Em meio à selva densa em que se tornou a música contemporânea, Tacuchian descobre novas virtudes numa posição humanística: o compositor, como o artista em geral, tem de amadurecer, tem de ter uma certa visão das coisas, para dar a sua contribuição num período irremediavelmente confuso.
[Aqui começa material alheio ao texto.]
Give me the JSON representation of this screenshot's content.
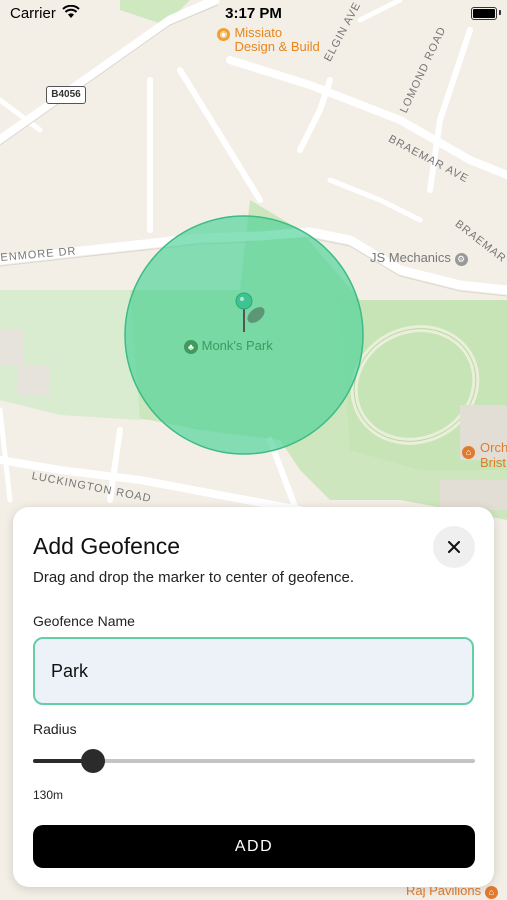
{
  "status_bar": {
    "carrier": "Carrier",
    "time": "3:17 PM"
  },
  "map": {
    "road_badge": "B4056",
    "streets": {
      "elgin": "ELGIN AVE",
      "lomond": "LOMOND ROAD",
      "braemar_ave": "BRAEMAR AVE",
      "braemar_cr": "BRAEMAR CR",
      "glenmore": "ENMORE DR",
      "luckington": "LUCKINGTON ROAD"
    },
    "pois": {
      "missiato_line1": "Missiato",
      "missiato_line2": "Design & Build",
      "js_mechanics": "JS Mechanics",
      "monks_park": "Monk's Park",
      "orch_line1": "Orch",
      "orch_line2": "Brist",
      "raj": "Raj Pavilions"
    },
    "geofence_color": "#4fd39a"
  },
  "sheet": {
    "title": "Add Geofence",
    "subtitle": "Drag and drop the marker to center of geofence.",
    "name_label": "Geofence Name",
    "name_value": "Park",
    "radius_label": "Radius",
    "radius_value": "130m",
    "radius_fraction": 0.135,
    "add_label": "ADD"
  }
}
O vanguardismo pelo vanguardismo cansou. Se for possível renovar o código, ótimo. Mas renovar sempre, sistematicamente, corta a possibilidade de comunicação. É como falar a cada dia uma língua diferente. Afinal, só existe o código? Não existe também a expressão, com os seus direitos? Vale a pena lembrar o exemplo de Bach, que passava por ultrapassado na sua própria época; e hoje, 200 anos depois, o povo briga por ingressos para ouvir uma Paixão. (...) Mas também há, hoje, elaboração exagerada, afetação, elitismo do compositor no sentido de desprezar o grau de comunicação da sua obra. O compositor, de fato, deve estar à frente do público; mas se a distância é muito grande, o público não chegará a ele. Prefiro ser um bom artesão a um gênio incompreendido. Ser polêmico é altamente positivo, sobretudo da parte dos jovens, que mantêm o equilíbrio do mundo contrabalançando a acomodação dos velhos. Mas ser compositor não é só conhecer a gramática. É preciso amadurecer, para perder a sedução da originalidade. Muita vocação se perdeu nos excessos do intelectualismo, que fazem os problemas parecerem muito mais difíceis do que de fato são. Linguagem só se consegue ao fim de muita luta — e muito estudo. (...) O que não se pode é bloquear a criatividade, ter barreiras na hora de criar. Portanto, não se pode ser fácil por encomenda. O compositor deve aprender a atingir o seu público pesquisando a sua linguagem, amadurecendo a sua personalidade, adquirindo vivências que façam dele um integrante real do seu mundo e da sua época. Então ele fará música que será nova espontaneamente, e que comunicará espontaneamente — porque sempre haverá público para a boa música.